I was flipping the channels on my television a couple of weeks ago and I stopped, as I always do, on C-SPAN Books. There was some feminist, whose name is not important, giving a five-minute rant against President Richard Nixon because he vetoed the bill proposed by Walter Mondale to make federal daycare for preschool children a new middle-class entitlement. Nixon’s veto message, which actually was written by Patrick Buchanan who was then working on Nixon’s White House staff, is a splendid explanation of the importance of children being raised by their own parents. Nixon’s veto was and is popular, because the majority of Americans don’t want to pay taxes to provide babysitters for other people’s children.
The fact that this veto, written back in the 1970s, is still being attacked by the feminists shows a lot about their attitude — they never forgive and forget. This also shows a lot about the feminist agenda, which is not only anti-men and anti-marriage, but is also anti-motherhood. When the feminists talk about discrimination against women in a patriarchal society, one of their examples of oppression in America is that mothers are expected to care for their own children, and the feminists think this obligation should be taken over by the government.

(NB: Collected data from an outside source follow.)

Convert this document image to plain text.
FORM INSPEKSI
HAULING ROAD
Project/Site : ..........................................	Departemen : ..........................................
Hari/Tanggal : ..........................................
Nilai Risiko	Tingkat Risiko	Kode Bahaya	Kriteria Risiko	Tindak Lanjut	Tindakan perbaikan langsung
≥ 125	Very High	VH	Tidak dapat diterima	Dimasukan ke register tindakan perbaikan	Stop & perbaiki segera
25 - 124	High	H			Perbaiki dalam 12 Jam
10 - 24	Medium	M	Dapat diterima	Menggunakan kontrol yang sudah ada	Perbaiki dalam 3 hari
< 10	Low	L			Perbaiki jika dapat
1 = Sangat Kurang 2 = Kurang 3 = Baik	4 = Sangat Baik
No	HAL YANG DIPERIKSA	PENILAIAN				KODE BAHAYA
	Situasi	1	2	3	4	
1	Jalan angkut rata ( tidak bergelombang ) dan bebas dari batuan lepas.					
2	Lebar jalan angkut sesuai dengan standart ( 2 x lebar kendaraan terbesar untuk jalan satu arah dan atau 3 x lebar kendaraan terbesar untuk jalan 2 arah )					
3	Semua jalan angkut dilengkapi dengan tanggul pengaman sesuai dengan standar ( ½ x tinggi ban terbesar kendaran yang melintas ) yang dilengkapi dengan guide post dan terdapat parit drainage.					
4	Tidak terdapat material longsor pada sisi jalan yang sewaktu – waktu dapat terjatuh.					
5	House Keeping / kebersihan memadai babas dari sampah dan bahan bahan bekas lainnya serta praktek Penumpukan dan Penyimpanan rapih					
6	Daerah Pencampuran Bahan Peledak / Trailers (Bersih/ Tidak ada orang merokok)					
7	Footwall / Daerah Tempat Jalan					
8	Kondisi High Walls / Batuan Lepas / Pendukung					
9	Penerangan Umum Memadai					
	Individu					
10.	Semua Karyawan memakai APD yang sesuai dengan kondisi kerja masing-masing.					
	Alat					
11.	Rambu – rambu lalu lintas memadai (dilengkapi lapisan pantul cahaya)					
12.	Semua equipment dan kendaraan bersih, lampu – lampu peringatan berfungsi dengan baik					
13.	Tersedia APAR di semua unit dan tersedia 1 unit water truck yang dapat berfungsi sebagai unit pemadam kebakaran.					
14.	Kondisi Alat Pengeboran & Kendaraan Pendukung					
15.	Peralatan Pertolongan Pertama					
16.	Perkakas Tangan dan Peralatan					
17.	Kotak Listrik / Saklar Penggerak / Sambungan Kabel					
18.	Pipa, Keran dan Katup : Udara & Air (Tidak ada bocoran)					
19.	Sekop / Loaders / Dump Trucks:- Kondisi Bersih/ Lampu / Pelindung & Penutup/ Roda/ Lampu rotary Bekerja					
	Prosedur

The demand for government babysitting for preschool children was one of the feminists’ four hot-button resolutions passed at the International Women’s Year Conference in Houston in 1977. The other three hot-button resolutions demanded ratification of the Equal Rights Amendment, tax-funding for abortions, and an endorsement of the entire gay rights agenda.
Husbands and fathers used to be expected to provide the financial support for their wife and children. The feminists have carried on a long-running campaign to make husbands and fathers irrelevant and to get mothers out of the home and into the labor force, and then demand government daycare.